Hortonworks delivers strong earnings ahead of Cloudera merger
Big data company Hortonworks Inc. delivered a solid third-quarter performance in what should be one of its last earnings calls ahead of its supposed “merger of equals” with rival firm Cloudera Inc.
The Santa Clara, California-based company, which sells an enterprise-grade version of the Apache Hadoop software framework along with other open-source tools, reported a net loss of 39 cents per share on revenue of $87.2 million, up 26 percent from a year ago. Losses before certain costs such as stock compensation came in at 6 cents per share.
The results easily beat Wall Street’s expectations of a 12 cents per share loss. Hortonworks said support subscriptions generated the bulk of its revenue at $65.3 million, while professional-services revenue came in at $21.7 million.
“We are pleased with our third-quarter performance, which builds on top of the significant progress we have made during the first half of 2018,” Hortonworks Chief Executive Rob Bearden (pictured) said in a conference call.
Hortonworks had been on a solid run even before the announcement of its proposed merger with Cloudera last month, beating consensus earnings-per-share estimates in four of its last five quarters. The company has also beaten consensus estimates on revenue in five straight quarters.
The forthcoming merger, which is more of an acquisition by the somewhat larger Cloudera, is scheduled to close in the first quarter of 2019 and therefore overshadows Hortonwork’s latest quarter. Once complete, the deal will mean that the newly combined company has perhaps the biggest independent presence in big-data software and services, potentially allowing it to raise prices and move to profitability faster after years of bleeding cash.

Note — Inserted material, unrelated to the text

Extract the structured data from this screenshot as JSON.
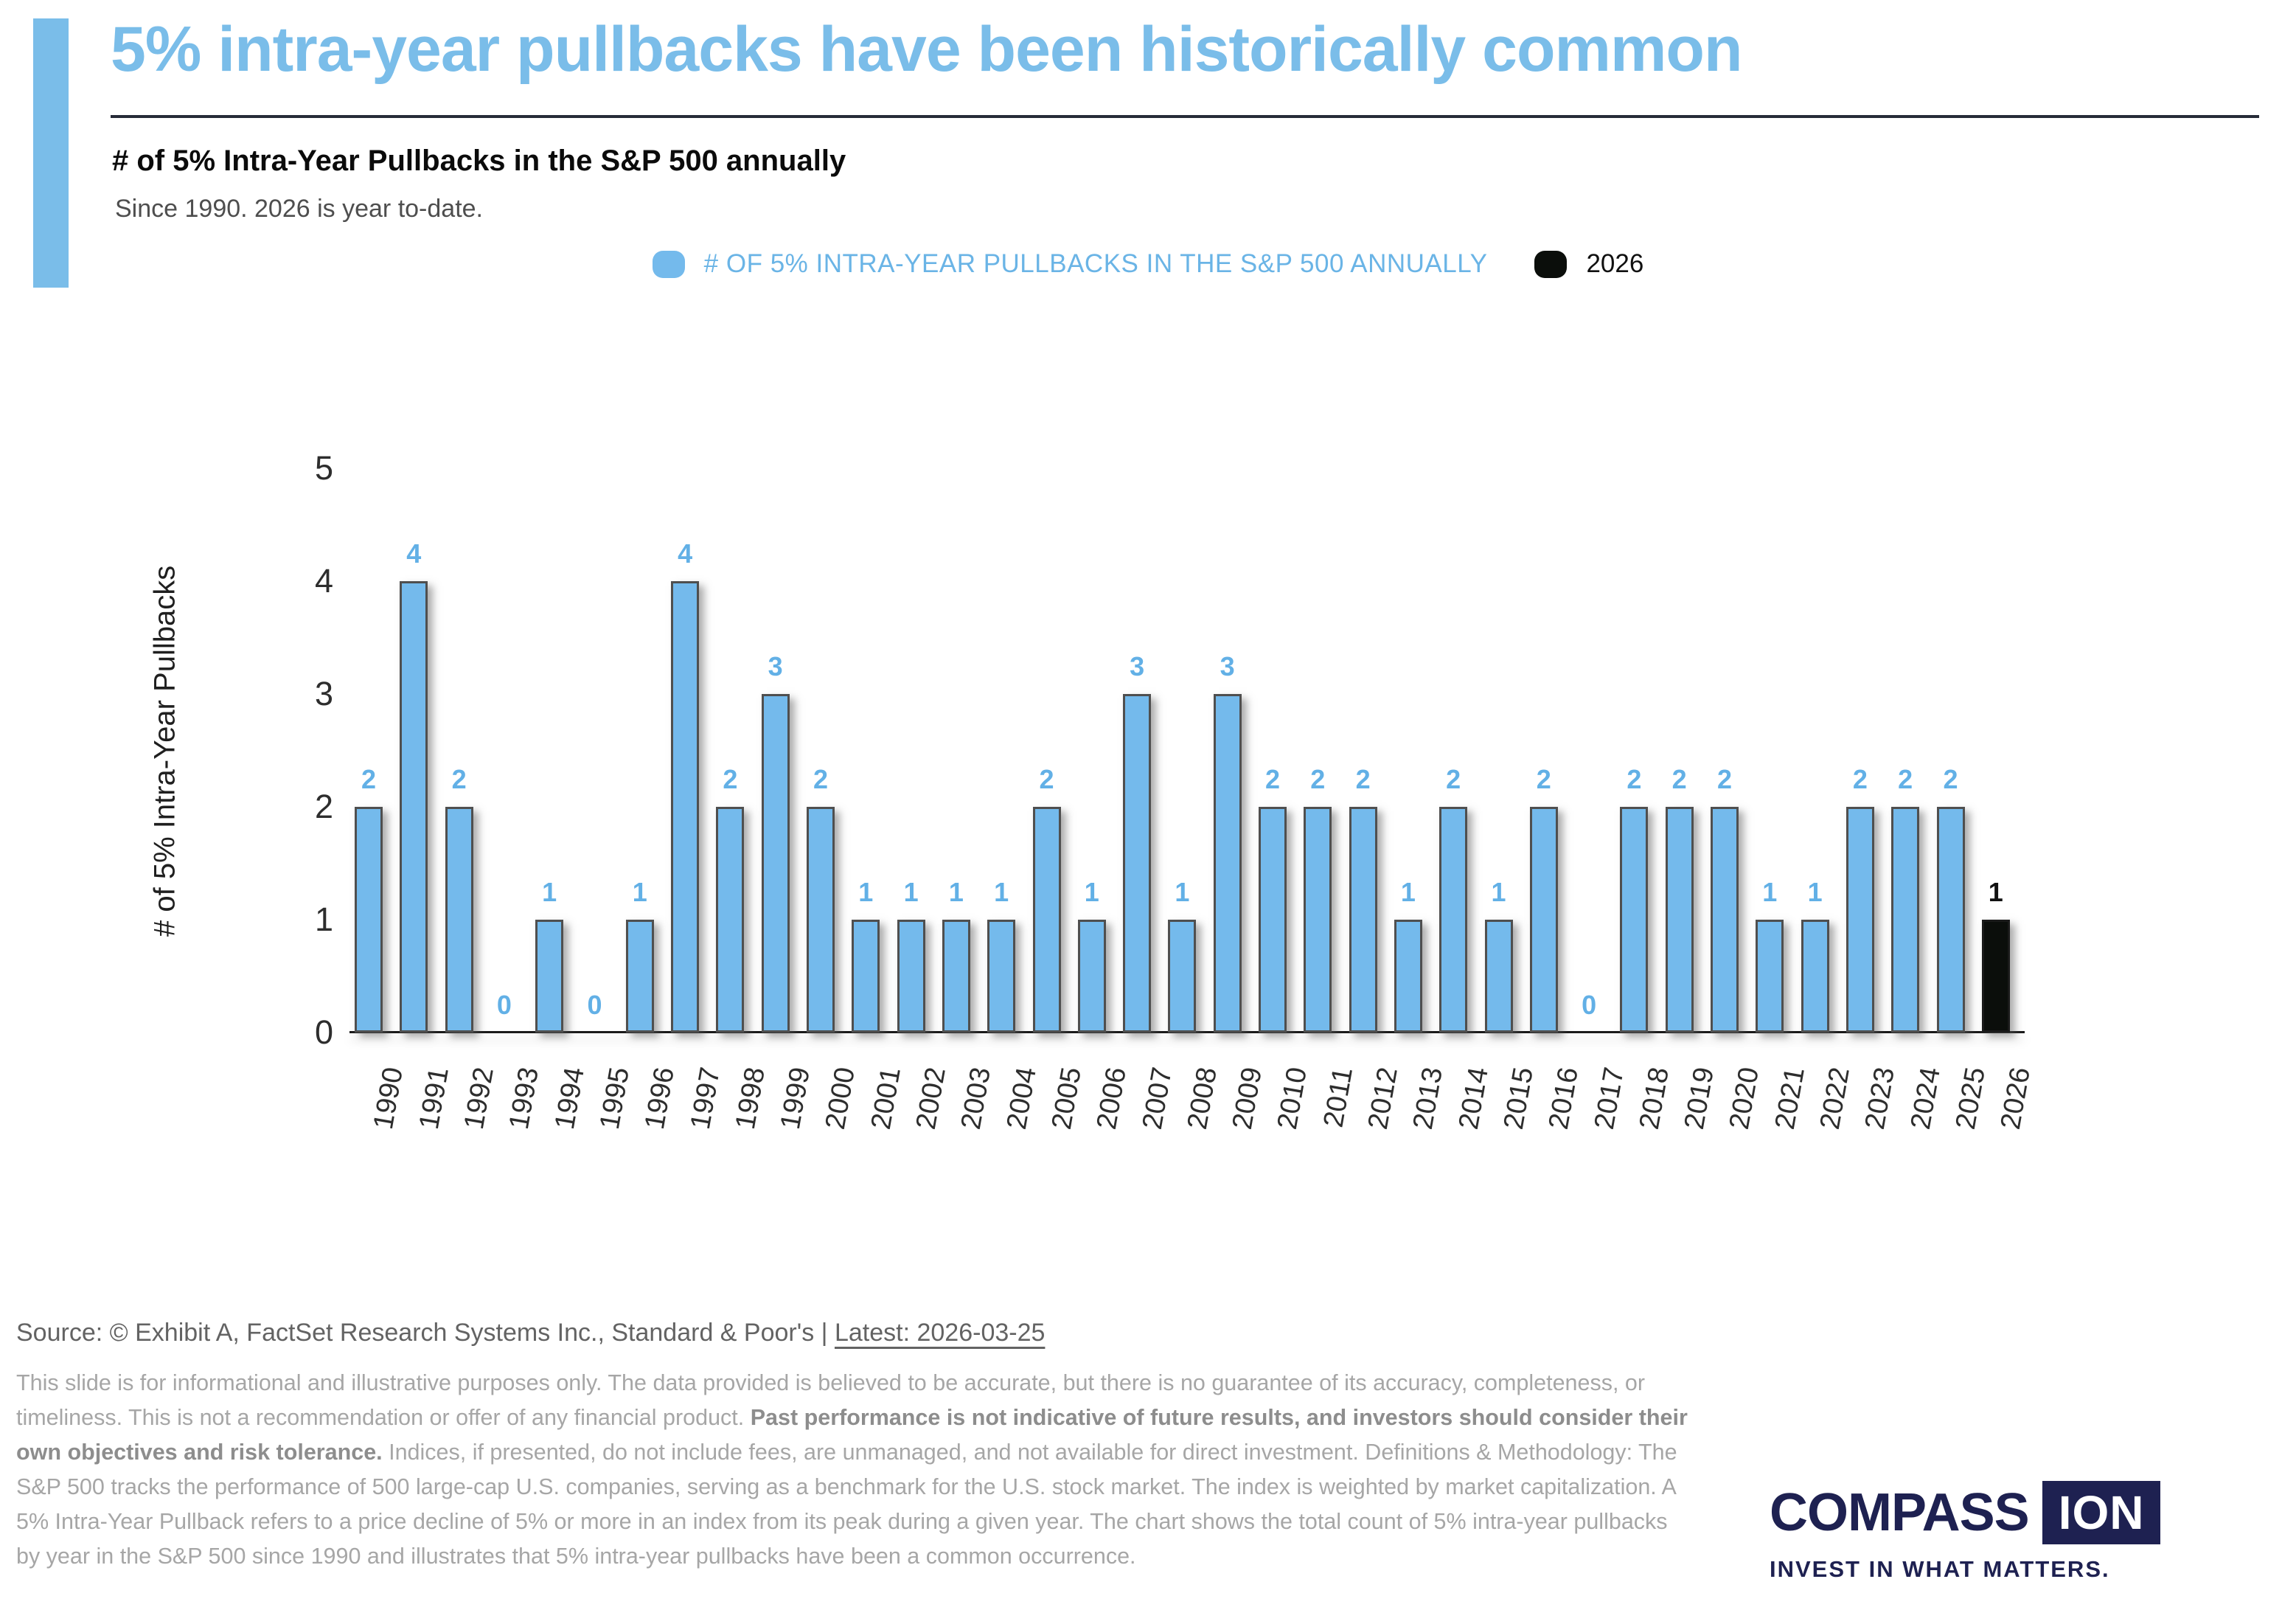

The prospect of higher profits helped drive Hortonworks’ stock price up by more than 10 percent following the merger announcement. But any investors who might have been hoping for further clarity regarding the deal were left disappointed in Hortonwork’s conference call today, with executives refusing to take questions from analysts on the matter.
Instead, in prepared remarks, Bearden spoke optimistically of the new company’s “growth potential,” adding that he was encouraged about the “positive feedback” from customers and investors over the deal.
In fact, the company’s fourth-quarter earnings are likely to be much more telling than the quarter just gone, as it will help to shed some more light on how its customers feel about the merger, said Doug Henschen, vice president and principal analyst at Constellation Research Inc.
“It will be crucial for Cloudera and Hortonworks to maintain sales momentum over the next quarter and into 2019,” Henschen said. “But there’s no doubt that buyers may delay purchases and deeper deployments of currently available software until there is greater clarity around the go-forward, unified platform that the combined company will deliver.”
Hortonworks’ refusal to provide any more details about the merger in the call also meant that its stock price didn’t move much. It rose by less than 2 percent in after-hours trading.
Analyst Charles King of Pund-IT Inc. said the lack of any dynamic price action was to be expected because Hortonworks is in an “odd position” given the planned merger, which will be an all-stock deal that doesn’t involve any cash changing hands. As a result, both companies’ stock has been trading in a fairly narrow range of late.
“When the deal is done, the merged companies should have a decent position in a range of big-data-related areas, including hybrid cloud and the ‘internet of things,'” King said. “I expect their respective executives and employees hope the time after the merger wraps up will be less tumultuous than the past few weeks.”
Hortonworks said it would not be providing guidance for the fourth quarter because of the anticipated merger.